The evidence on that point is as follows: The plaintiff in his deposition stated that the deed was delivered to him in the winter of 1872, sometime before Christmas, about that time. “ I never saw it before then. Was not present when the deed was made. The reason it was not given to me at the time it was made was that it was not recorded and Musick’s wife had not signed it. The deed was made here (in Illinois) and I think it was acknowledged by Musick and his wife after he went back to Missouri.” It appears, also, that plaintiff and his wife executed a power of attorney constituting said Musick their attorney in fact to sell and convey said property. The power of attorney bears date the 19th and was acknowledged the 21st of August, 1872, six days before Musick’s deed to him was acknowledged.
■ Musick testified that the deed was written in Lincoln, Illinois; that Turner told him to have the deed made cut and recorded at Warrensburg as he, Musick, went through Missouri, but that he did not do it at that time; he guessed he did it about the 1st of October, 1872. That *336Turner wrote Mm a couple of times to send. it to Mm but lie did not send it, but took it with Mm when he went back to Illinois. The court was asked but refused to declare that there was no proof that the deed was delivered, either actually or constructively, prior to the 13th of November, 1872, when it was filed for record.

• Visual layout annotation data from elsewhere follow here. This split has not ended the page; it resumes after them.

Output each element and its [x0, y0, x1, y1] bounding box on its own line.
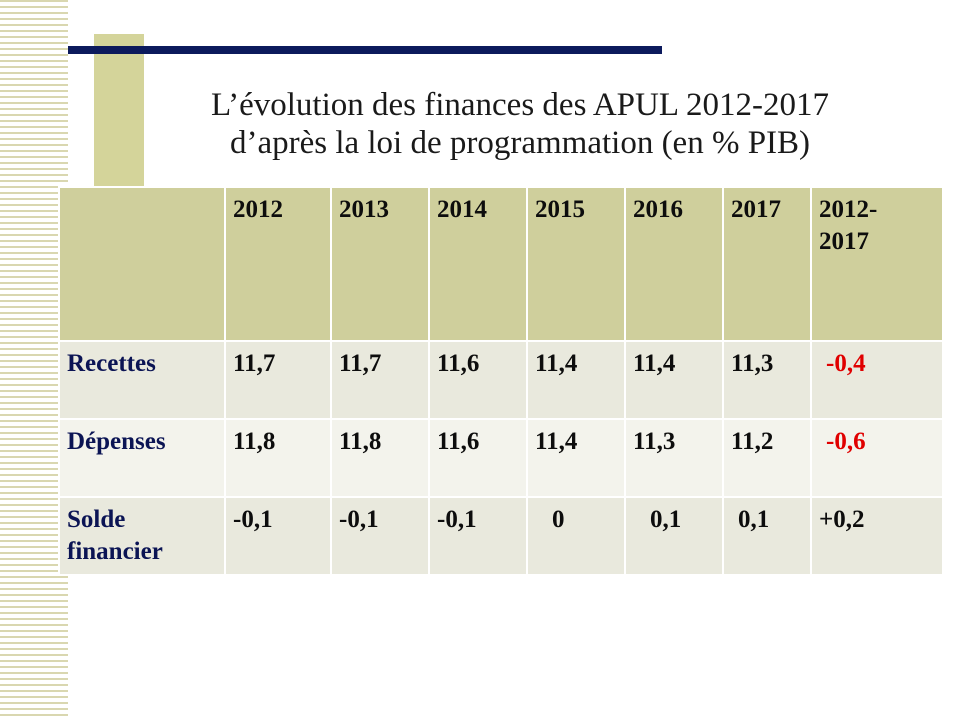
table-cell: 11,3: [624, 418, 724, 498]
table-cell: -0,1: [224, 496, 332, 576]
table-cell: 11,7: [330, 340, 430, 420]
accent-block: [94, 34, 144, 186]
table-cell: 0,1: [624, 496, 724, 576]
total-cell: -0,4: [810, 340, 944, 420]
header-cell-2017: 2017: [722, 186, 812, 342]
header-row: 2012 2013 2014 2015 2016 2017 2012- 2017: [58, 186, 944, 342]
title-line-2: d’après la loi de programmation (en % PI…: [229, 125, 811, 161]
row-label: Recettes: [58, 340, 226, 420]
table-row-solde: Solde financier -0,1 -0,1 -0,1 0 0,1 0,1…: [58, 496, 944, 576]
table-cell: 11,8: [330, 418, 430, 498]
table-row-depenses: Dépenses 11,8 11,8 11,6 11,4 11,3 11,2 -…: [58, 418, 944, 498]
table-cell: 11,7: [224, 340, 332, 420]
header-cell-2012: 2012: [224, 186, 332, 342]
total-cell: -0,6: [810, 418, 944, 498]
header-cell-2016: 2016: [624, 186, 724, 342]
table-cell: 0: [526, 496, 626, 576]
table-row-recettes: Recettes 11,7 11,7 11,6 11,4 11,4 11,3 -…: [58, 340, 944, 420]
row-label: Solde financier: [58, 496, 226, 576]
table-cell: 11,4: [624, 340, 724, 420]
table-cell: 11,4: [526, 418, 626, 498]
header-cell-period: 2012- 2017: [810, 186, 944, 342]
header-cell-empty: [58, 186, 226, 342]
title-line-1: L’évolution des finances des APUL 2012-2…: [210, 87, 830, 123]
table-cell: 11,4: [526, 340, 626, 420]
table-cell: -0,1: [330, 496, 430, 576]
table-cell: 11,3: [722, 340, 812, 420]
table-cell: -0,1: [428, 496, 528, 576]
title-bar: [68, 46, 662, 54]
slide-title: L’évolution des finances des APUL 2012-2…: [150, 86, 890, 162]
finance-table: 2012 2013 2014 2015 2016 2017 2012- 2017…: [58, 186, 944, 576]
table-cell: 11,8: [224, 418, 332, 498]
decorative-stripes: [0, 0, 68, 720]
header-cell-2014: 2014: [428, 186, 528, 342]
header-cell-2015: 2015: [526, 186, 626, 342]
header-cell-2013: 2013: [330, 186, 430, 342]
table-cell: 11,6: [428, 340, 528, 420]
table-cell: 0,1: [722, 496, 812, 576]
table-cell: 11,2: [722, 418, 812, 498]
table-cell: 11,6: [428, 418, 528, 498]
row-label: Dépenses: [58, 418, 226, 498]
total-cell: +0,2: [810, 496, 944, 576]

The execution and acknowledgment of a deed, although made in pursuance of a prior agreement that it should be done, must be followed by some other act before it can take effect as a deed. Delivery is as essential as the execution of a deed, and as long as the grantor retains it in his possession and control, no actual delivery of the deed having been made, it is wholly inoperative. “The delivery must be either actual, by doing something and saying nothing, or else verbal, by saying something and doing nothing; or it may be by both; but by one or both of these it must be made; for otherwise, though it be ever so well sealed and written, yet is the deed of no force.” Jackson v. Philips, 12 Johns. 421; Huey v. Huey, 65 Mo. 692. And what is said or done toward the delivery of a deed must be said or done after its execution. A deed not in existence cannot be delivered. Conceding that there was a bona fide purchase by plaintiff from Musick of the lot in question, and that the latter agreed to execute and deliver the deed, yet after the execution of the deed the delivery must be made and the antecedent agreement to make and deliver cannot be regarded as a delivery. If it were otherwise the question in relation to the delivery of a deed could seldom arise, for it rarely occurs that one executes and acknowledges a deed without having a prior agreement that he will do so.

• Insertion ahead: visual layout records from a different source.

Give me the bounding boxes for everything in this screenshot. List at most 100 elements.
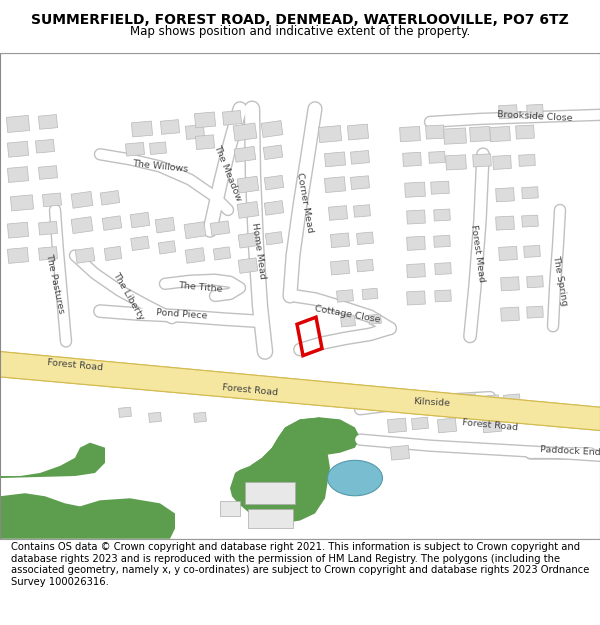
Bar: [194, 112, 215, 128]
Bar: [407, 291, 425, 305]
Bar: [500, 307, 520, 321]
Bar: [214, 247, 230, 260]
Bar: [385, 395, 404, 409]
Bar: [400, 126, 421, 142]
Text: Forest Mead: Forest Mead: [470, 224, 487, 282]
Polygon shape: [0, 352, 600, 431]
Bar: [425, 125, 445, 139]
Text: The Liberty: The Liberty: [110, 271, 145, 321]
Bar: [7, 222, 29, 238]
Bar: [7, 167, 29, 182]
Bar: [331, 260, 350, 275]
Bar: [7, 116, 29, 132]
Bar: [524, 246, 540, 258]
Bar: [522, 187, 538, 199]
Polygon shape: [235, 418, 360, 473]
Bar: [185, 125, 205, 139]
Bar: [265, 232, 283, 245]
Text: Brookside Close: Brookside Close: [497, 111, 573, 123]
Bar: [7, 141, 29, 157]
Bar: [102, 216, 122, 231]
Bar: [38, 114, 58, 129]
Bar: [10, 195, 34, 211]
Bar: [388, 418, 407, 432]
Bar: [185, 248, 205, 263]
Bar: [434, 209, 450, 221]
Bar: [264, 201, 284, 215]
Bar: [158, 241, 176, 254]
Bar: [131, 236, 149, 251]
Bar: [350, 176, 370, 189]
Bar: [527, 306, 543, 318]
Text: Forest Road: Forest Road: [221, 383, 278, 398]
Bar: [100, 191, 120, 205]
Bar: [341, 316, 355, 327]
Text: Home Mead: Home Mead: [250, 222, 266, 279]
Bar: [368, 314, 382, 324]
Bar: [325, 177, 346, 192]
Bar: [429, 151, 445, 163]
Bar: [499, 105, 517, 119]
Bar: [149, 412, 161, 422]
Bar: [519, 154, 535, 166]
Text: Kilnside: Kilnside: [413, 397, 451, 408]
Bar: [481, 395, 500, 409]
Bar: [210, 221, 230, 236]
Bar: [35, 139, 55, 153]
Bar: [245, 482, 295, 504]
Bar: [403, 152, 421, 166]
Bar: [496, 188, 514, 202]
Text: Map shows position and indicative extent of the property.: Map shows position and indicative extent…: [130, 25, 470, 38]
Bar: [482, 418, 502, 432]
Bar: [496, 216, 514, 230]
Text: The Pastures: The Pastures: [44, 253, 66, 315]
Bar: [347, 124, 368, 140]
Bar: [119, 408, 131, 418]
Bar: [160, 119, 179, 134]
Polygon shape: [230, 418, 330, 524]
Bar: [223, 111, 242, 125]
Text: Forest Road: Forest Road: [461, 418, 518, 432]
Bar: [356, 232, 373, 244]
Bar: [515, 125, 535, 139]
Text: Corner Mead: Corner Mead: [295, 172, 315, 234]
Text: Paddock End: Paddock End: [539, 444, 600, 457]
Bar: [104, 246, 122, 261]
Bar: [503, 394, 520, 406]
Bar: [237, 176, 259, 193]
Bar: [125, 142, 145, 156]
Bar: [155, 217, 175, 233]
Bar: [234, 146, 256, 162]
Bar: [38, 221, 58, 235]
Bar: [331, 233, 350, 248]
Bar: [319, 126, 341, 142]
Bar: [350, 151, 370, 164]
Bar: [470, 126, 490, 142]
Bar: [500, 277, 520, 291]
Bar: [261, 121, 283, 138]
Bar: [75, 248, 95, 263]
Text: Cottage Close: Cottage Close: [314, 304, 382, 324]
Bar: [131, 121, 152, 137]
Bar: [362, 288, 378, 299]
Bar: [490, 126, 511, 142]
Bar: [149, 142, 166, 154]
Bar: [436, 395, 455, 409]
Bar: [460, 394, 476, 406]
Bar: [412, 417, 428, 429]
Bar: [71, 217, 93, 234]
Text: The Meadow: The Meadow: [212, 143, 244, 202]
Text: Pond Piece: Pond Piece: [156, 308, 208, 321]
Text: The Willows: The Willows: [131, 159, 188, 174]
Bar: [434, 236, 450, 248]
Bar: [522, 215, 538, 227]
Bar: [7, 248, 29, 263]
Bar: [527, 104, 544, 118]
Bar: [337, 290, 353, 302]
Bar: [431, 181, 449, 194]
Bar: [194, 412, 206, 422]
Bar: [527, 276, 543, 288]
Bar: [325, 152, 346, 167]
Text: Forest Road: Forest Road: [47, 357, 103, 372]
Bar: [356, 259, 373, 272]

In this case the plaintiff never had his hands upon the deed; never saw it or had any control over it whatever until it was recorded on the 13th of November, 1872. It was in the possession of the grantor who had never for an instan tof time parted with the possession of it from the date of its execution until it was filed for record. *337When ordered by plaintiff to send it to him, Musick disobeyed his orders and kept it until he had it recorded in November, and took it with him to plaintiff in December. There was no delivery of the deed until filed for record, and this occurred after the judgment lien had attached to the lots. The deed took effect from that day and until then the title to the property remained in Musick. The court should have declared the law as asked by defendant and the judgment is reversed and the cause remanded.
All concur, except Hough, C. J., absent.